NFL quarterbacks play at an elite level — even the worst NFL quarterbacks play at such a high level that the difference between Jermaine Kearse catching and not catching the NFC game-winning TD was inches. (Don’t believe me? Check out the coverage in the highlights here).
Inches, not feet, determine completions, sacks, tackles, fumbles, and deflections. NFL Football is not a Mark McGuire and Sammy Sosa home run derby circa 1998. The vast majority of plays are determined by inches, fractions of inches, and fractions of seconds. So what does this have to do with Deflate-gate? Why does the inflation of a football or the grip of a football matter?
Does it really matter?
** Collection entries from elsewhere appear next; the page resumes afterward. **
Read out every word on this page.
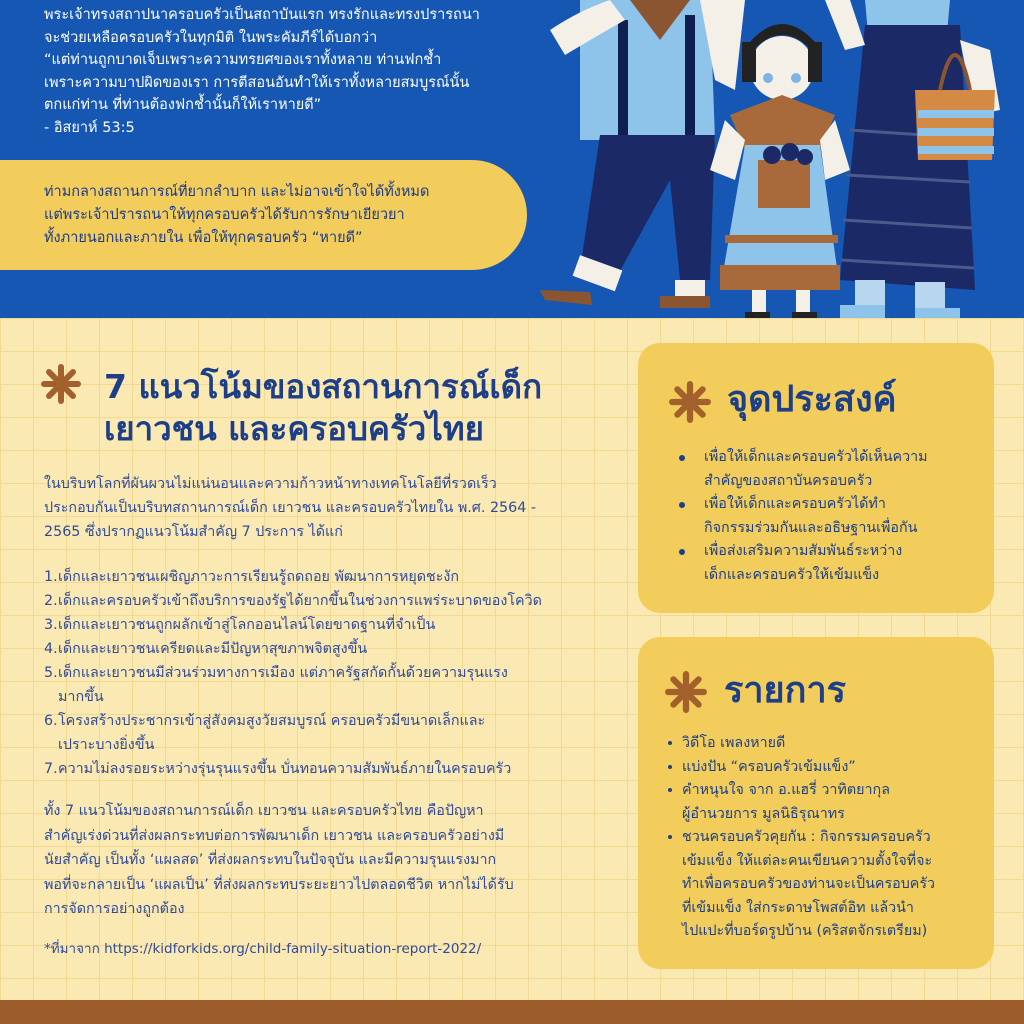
พระเจ้าทรงสถาปนาครอบครัวเป็นสถาบันแรก ทรงรักและทรงปรารถนา
จะช่วยเหลือครอบครัวในทุกมิติ ในพระคัมภีร์ได้บอกว่า
“แต่ท่านถูกบาดเจ็บเพราะความทรยศของเราทั้งหลาย ท่านฟกช้ำ
เพราะความบาปผิดของเรา การตีสอนอันทำให้เราทั้งหลายสมบูรณ์นั้น
ตกแก่ท่าน ที่ท่านต้องฟกช้ำนั้นก็ให้เราหายดี”
- อิสยาห์ 53:5
ท่ามกลางสถานการณ์ที่ยากลำบาก และไม่อาจเข้าใจได้ทั้งหมด
แต่พระเจ้าปรารถนาให้ทุกครอบครัวได้รับการรักษาเยียวยา
ทั้งภายนอกและภายใน เพื่อให้ทุกครอบครัว “หายดี”
7 แนวโน้มของสถานการณ์เด็ก
เยาวชน และครอบครัวไทย
ในบริบทโลกที่ผันผวนไม่แน่นอนและความก้าวหน้าทางเทคโนโลยีที่รวดเร็ว
ประกอบกันเป็นบริบทสถานการณ์เด็ก เยาวชน และครอบครัวไทยใน พ.ศ. 2564 -
2565 ซึ่งปรากฏแนวโน้มสำคัญ 7 ประการ ได้แก่
1.เด็กและเยาวชนเผชิญภาวะการเรียนรู้ถดถอย พัฒนาการหยุดชะงัก
2.เด็กและครอบครัวเข้าถึงบริการของรัฐได้ยากขึ้นในช่วงการแพร่ระบาดของโควิด
3.เด็กและเยาวชนถูกผลักเข้าสู่โลกออนไลน์โดยขาดฐานที่จำเป็น
4.เด็กและเยาวชนเครียดและมีปัญหาสุขภาพจิตสูงขึ้น
5.เด็กและเยาวชนมีส่วนร่วมทางการเมือง แต่ภาครัฐสกัดกั้นด้วยความรุนแรง
มากขึ้น
6.โครงสร้างประชากรเข้าสู่สังคมสูงวัยสมบูรณ์ ครอบครัวมีขนาดเล็กและ
เปราะบางยิ่งขึ้น
7.ความไม่ลงรอยระหว่างรุ่นรุนแรงขึ้น บั่นทอนความสัมพันธ์ภายในครอบครัว
ทั้ง 7 แนวโน้มของสถานการณ์เด็ก เยาวชน และครอบครัวไทย คือปัญหา
สำคัญเร่งด่วนที่ส่งผลกระทบต่อการพัฒนาเด็ก เยาวชน และครอบครัวอย่างมี
นัยสำคัญ เป็นทั้ง ‘แผลสด’ ที่ส่งผลกระทบในปัจจุบัน และมีความรุนแรงมาก
พอที่จะกลายเป็น ‘แผลเป็น’ ที่ส่งผลกระทบระยะยาวไปตลอดชีวิต หากไม่ได้รับ
การจัดการอย่างถูกต้อง
*ที่มาจาก https://kidforkids.org/child-family-situation-report-2022/
จุดประสงค์
เพื่อให้เด็กและครอบครัวได้เห็นความ
สำคัญของสถาบันครอบครัว
เพื่อให้เด็กและครอบครัวได้ทำ
กิจกรรมร่วมกันและอธิษฐานเพื่อกัน
เพื่อส่งเสริมความสัมพันธ์ระหว่าง
เด็กและครอบครัวให้เข้มแข็ง
รายการ
วิดีโอ เพลงหายดี
แบ่งปัน “ครอบครัวเข้มแข็ง”
คำหนุนใจ จาก อ.แฮรี่ วาทิตยากุล
ผู้อำนวยการ มูลนิธิรุณาทร
ชวนครอบครัวคุยกัน : กิจกรรมครอบครัว
เข้มแข็ง ให้แต่ละคนเขียนความตั้งใจที่จะ
ทำเพื่อครอบครัวของท่านจะเป็นครอบครัว
ที่เข้มแข็ง ใส่กระดาษโพสต์อิท แล้วนำ
ไปแปะที่บอร์ดรูปบ้าน (คริสตจักรเตรียม)
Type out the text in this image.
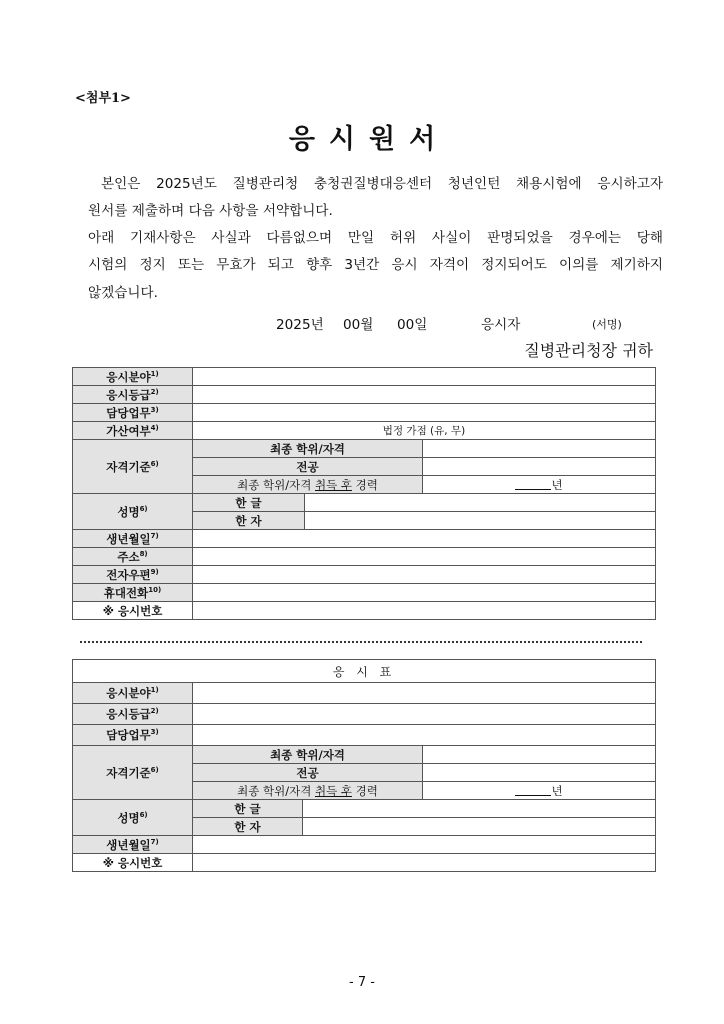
<첨부1>
응시원서
본인은 2025년도 질병관리청 충청권질병대응센터 청년인턴 채용시험에 응시하고자
원서를 제출하며 다음 사항을 서약합니다.
아래 기재사항은 사실과 다름없으며 만일 허위 사실이 판명되었을 경우에는 당해
시험의 정지 또는 무효가 되고 향후 3년간 응시 자격이 정지되어도 이의를 제기하지
않겠습니다.
2025년 00월 00일	응시자	(서명)
질병관리청장 귀하
응시분야$^{1)}$	
응시등급$^{2)}$	
담당업무$^{3)}$	
가산여부$^{4)}$	법정 가점 (유, 무)		
자격기준$^{6)}$	최종 학위/자격		
	전공		
	최종 학위/자격 취득 후 경력		년
성명$^{6)}$	한 글		
	한 자		
생년월일$^{7)}$	
주소$^{8)}$	
전자우편$^{9)}$	
휴대전화$^{10)}$	
※ 응시번호			
응 시 표			
응시분야$^{1)}$	
응시등급$^{2)}$	
담당업무$^{3)}$	
자격기준$^{6)}$	최종 학위/자격		
	전공		
	최종 학위/자격 취득 후 경력		년
성명$^{6)}$	한 글		
	한 자		
생년월일$^{7)}$	
※ 응시번호			
- 7 -
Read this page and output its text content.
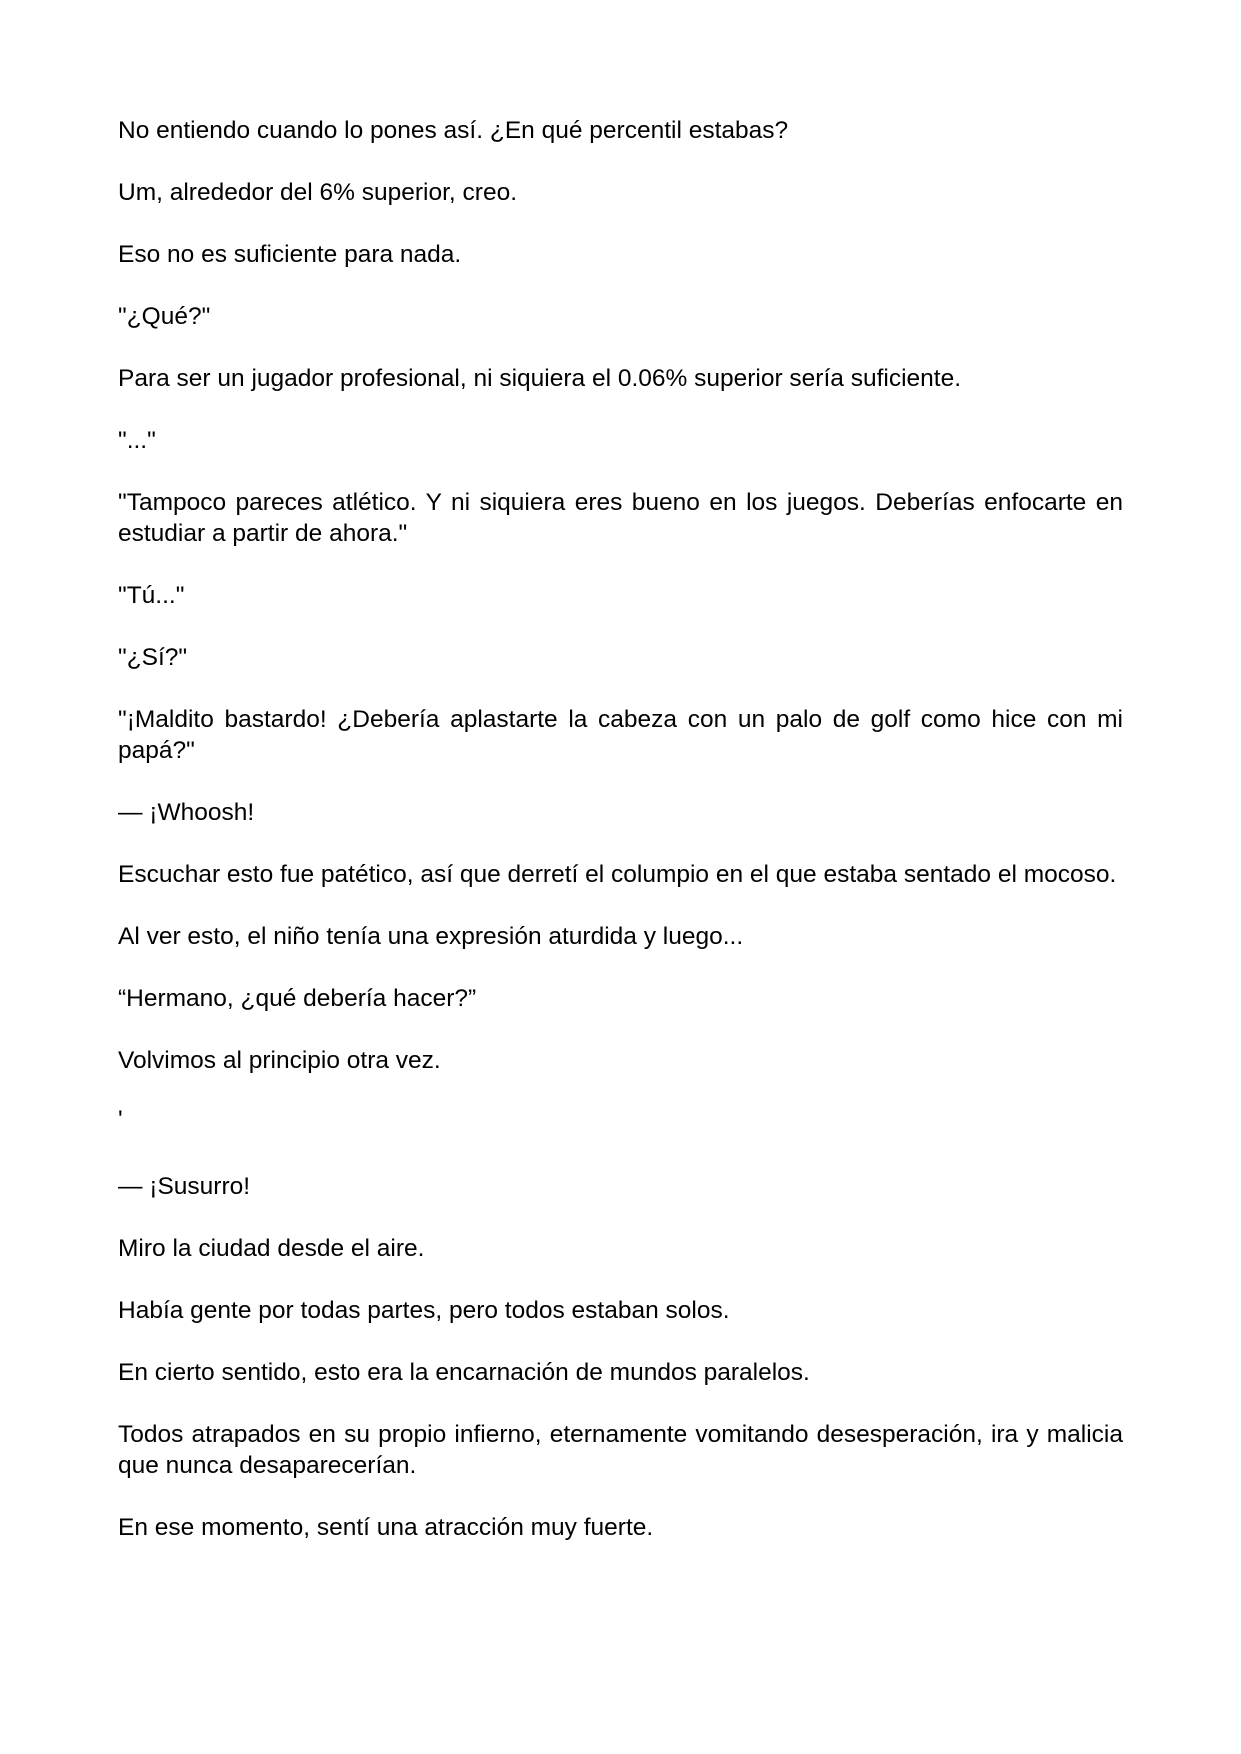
No entiendo cuando lo pones así. ¿En qué percentil estabas?

Um, alrededor del 6% superior, creo.

Eso no es suficiente para nada.

"¿Qué?"

Para ser un jugador profesional, ni siquiera el 0.06% superior sería suficiente.

"..."

"Tampoco pareces atlético. Y ni siquiera eres bueno en los juegos. Deberías enfocarte en estudiar a partir de ahora."

"Tú..."

"¿Sí?"

"¡Maldito bastardo! ¿Debería aplastarte la cabeza con un palo de golf como hice con mi papá?"

— ¡Whoosh!

Escuchar esto fue patético, así que derretí el columpio en el que estaba sentado el mocoso.

Al ver esto, el niño tenía una expresión aturdida y luego...

“Hermano, ¿qué debería hacer?”

Volvimos al principio otra vez.

'

— ¡Susurro!

Miro la ciudad desde el aire.

Había gente por todas partes, pero todos estaban solos.

En cierto sentido, esto era la encarnación de mundos paralelos.

Todos atrapados en su propio infierno, eternamente vomitando desesperación, ira y malicia que nunca desaparecerían.

En ese momento, sentí una atracción muy fuerte.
Sure it does. It matters because the QBs think that it does. Aaron Rogers likes his slightly over-inflated, Tom Brady likes his under-inflated. The ability to throw a football accurately, long distances, and on time in the face of very large men coming to crush you is a skill that less than 30 men in the world possess.
Being a QB is hard enough under perfect weather conditions. If you can get an advantage that makes it easier or more comfortable to throw the football then you take it.
So here is a hypothetical question: what if the inflation of the footballs really did affect how the Patriots played on offense and the how the Colts played on offense?
What if Tom Brady outperformed Andrew Luck because of the bad weather in Foxborough? What if Brady could grip the ball and throw more effectively because the footballs that the Patriots were using had less air in them than those that the Colts were using? What if the bad weather and air pressure of the football were just enough to make Andrew Luck suck?
For those of you who think this a bunch of hooey, think about this: in baseball there is a concept called “command.” If a pitcher is on and can control his pitches he has “command” that day. If not he will probably get shelled.
Last year in the NL Playoffs, Clayton Kershaw, the unanimous 2014 Cy Young Award winner, was shelled for 8 earned runs. How does this happen you ask? Well the answer is he didn’t have command. Now lets apply this concept to the NFL.
What if one team under-inflating their footballs was actually a difference in the outcome of the game? What if Tom Brady is just getting old and this is a way to make him seem like his younger self? Don’t think this is possible? See Mark McGuire Circa 2001, Shaun Alexander circa 2006-2008, Steve Young 1997-1998. Players get worse in a hurry. It happens.
While it is true that the Patriots won the game 45-7 and that they ran the ball down the Colts’ collective throats, we can’t ignore the fact that maybe, just maybe, the under-inflation of the balls had more of an effect on the game than we might think.